Innovation Learning Design and Results Manager

In a time of extended quarantine for the country's public and public schools, school communities responded to a surprising reality with the knowledge of teamwork, crisis management, technological tools and the didactic aids they had at hand.They did an extraordinary job! However, the shift from the face-to-face classroom to the home classroom in an emergency remote education model, not distance education, exposed variables outside the potential management of teachers and school administrators.

According to Representative Deborah Soto Arroyo, chair of the Education, Arts and Culture Committee of the Puerto Rico House of Representatives, among the factors attributed to the alarming problem of the risk of student failure and academic lag are problems with the internet (infrastructure and connectivity), adjustment to a new method of virtual teaching, high levels of poverty, lack of resources in some homes and the lack of commitment of parents and students. These are some of the external variables that, in recently presented data, reveal a high percentage of academic lag and dropout rates, historical challenges for Puerto Rico's school communities, which in times of quarantine have worsened.

The complexity of the current situation requires a collaborative work plan with the participation of various government offices, families, educators, social workers and school counsellors, psychologists and students. Of the failure data, 14,000 students are at the intermediate level. Students at this level are at a stage of development in which they experience a variety of changes. Parents and guardians should discuss with students the various alternatives they have to continue towards achieving their immediate academic goal, the high school degree. Dropping out is not an alternative, and education is presented with a range of alternatives to help them overcome the lag and complete their stages of change with systemic attention, allowing them to continue dreaming, to regain hope and to achieve it.
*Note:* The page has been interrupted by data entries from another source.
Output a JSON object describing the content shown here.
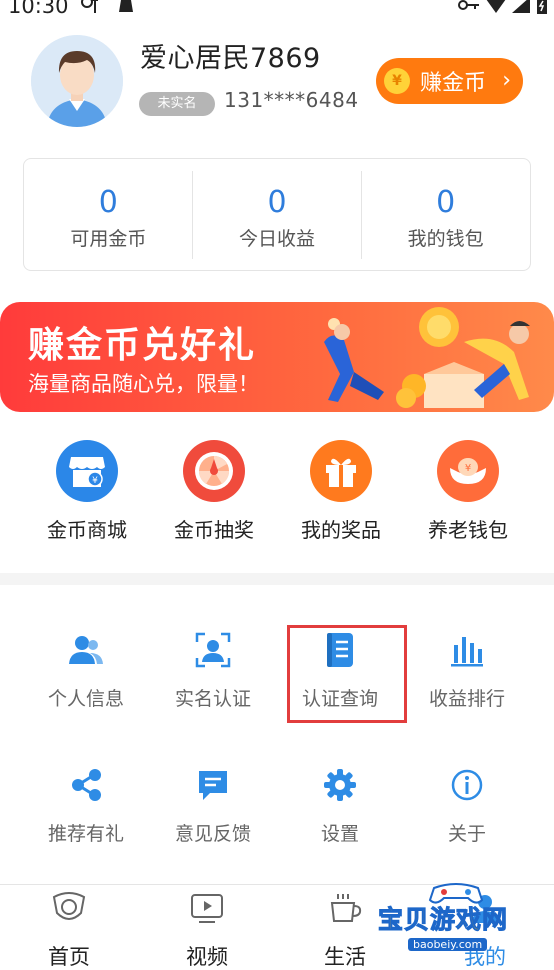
{
  "status_bar": {
    "time": "10:30"
  },
  "profile": {
    "username": "爱心居民7869",
    "verify_badge": "未实名",
    "phone": "131****6484",
    "earn_button": {
      "label": "赚金币",
      "coin_glyph": "¥",
      "chevron": "›"
    }
  },
  "stats": [
    {
      "value": "0",
      "label": "可用金币"
    },
    {
      "value": "0",
      "label": "今日收益"
    },
    {
      "value": "0",
      "label": "我的钱包"
    }
  ],
  "banner": {
    "title": "赚金币兑好礼",
    "subtitle": "海量商品随心兑，限量！"
  },
  "quick_actions": [
    {
      "label": "金币商城",
      "icon": "store-icon",
      "color": "#2b87e8"
    },
    {
      "label": "金币抽奖",
      "icon": "wheel-icon",
      "color": "#f04b3c"
    },
    {
      "label": "我的奖品",
      "icon": "gift-icon",
      "color": "#ff7a1e"
    },
    {
      "label": "养老钱包",
      "icon": "ingot-icon",
      "color": "#ff6c3a"
    }
  ],
  "services": [
    {
      "label": "个人信息",
      "icon": "user-info-icon"
    },
    {
      "label": "实名认证",
      "icon": "face-verify-icon"
    },
    {
      "label": "认证查询",
      "icon": "document-query-icon"
    },
    {
      "label": "收益排行",
      "icon": "ranking-bars-icon"
    },
    {
      "label": "推荐有礼",
      "icon": "share-icon"
    },
    {
      "label": "意见反馈",
      "icon": "feedback-icon"
    },
    {
      "label": "设置",
      "icon": "gear-icon"
    },
    {
      "label": "关于",
      "icon": "info-icon"
    }
  ],
  "bottom_nav": [
    {
      "label": "首页",
      "icon": "home-icon"
    },
    {
      "label": "视频",
      "icon": "video-icon"
    },
    {
      "label": "生活",
      "icon": "cup-icon"
    },
    {
      "label": "我的",
      "icon": "profile-icon"
    }
  ],
  "watermark": {
    "text": "宝贝游戏网",
    "url": "baobeiy.com"
  },
  "colors": {
    "accent": "#2f7ddc",
    "earn_button": "#ff7a0f",
    "highlight_box": "#e23d3d",
    "service_icon": "#2e8ce5"
  }
}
In the yearo 2018, Global Education Exchange Opportunities, Inc. (GEEO) approved in its strategic plan the creation and development of a middle and higher education school, in an accelerated and distance alternative modality. Thus, the project Global Learning Innovation Institute (GLII) PROJECT WAS BORN, an alternative education school attached to GEEO. The evolution of information and communication technologies facilitates the flexibility of teaching and learning processes. GLII, as a distance learning alternative school, encourages students to learn at their own pace during the academic term, in the comfort of their own home and with the availability of tutorial help with a response time of 24 to 48 hours. On the other hand, the teacher takes advantage of the technological tools to optimise the creation of the virtual learning environments, both synchronous and asynchronous, in course delivery, monitoring and student assessment. GLII's mission of GLII is "To train the student of the 21st century through a proposal of alternative, quality, innovative and inclusive higher education that integrates the various modalities, face-to-face, blended and distance, applying a series of emerging technologies". Global Learning Innovation Institute is positioned as one of the answers, from the private sector, to combat academic lag from 7th to 12th grade and school dropout at the intermediate level, and in the face of the migration of families with their teenage children to various states of the American nation.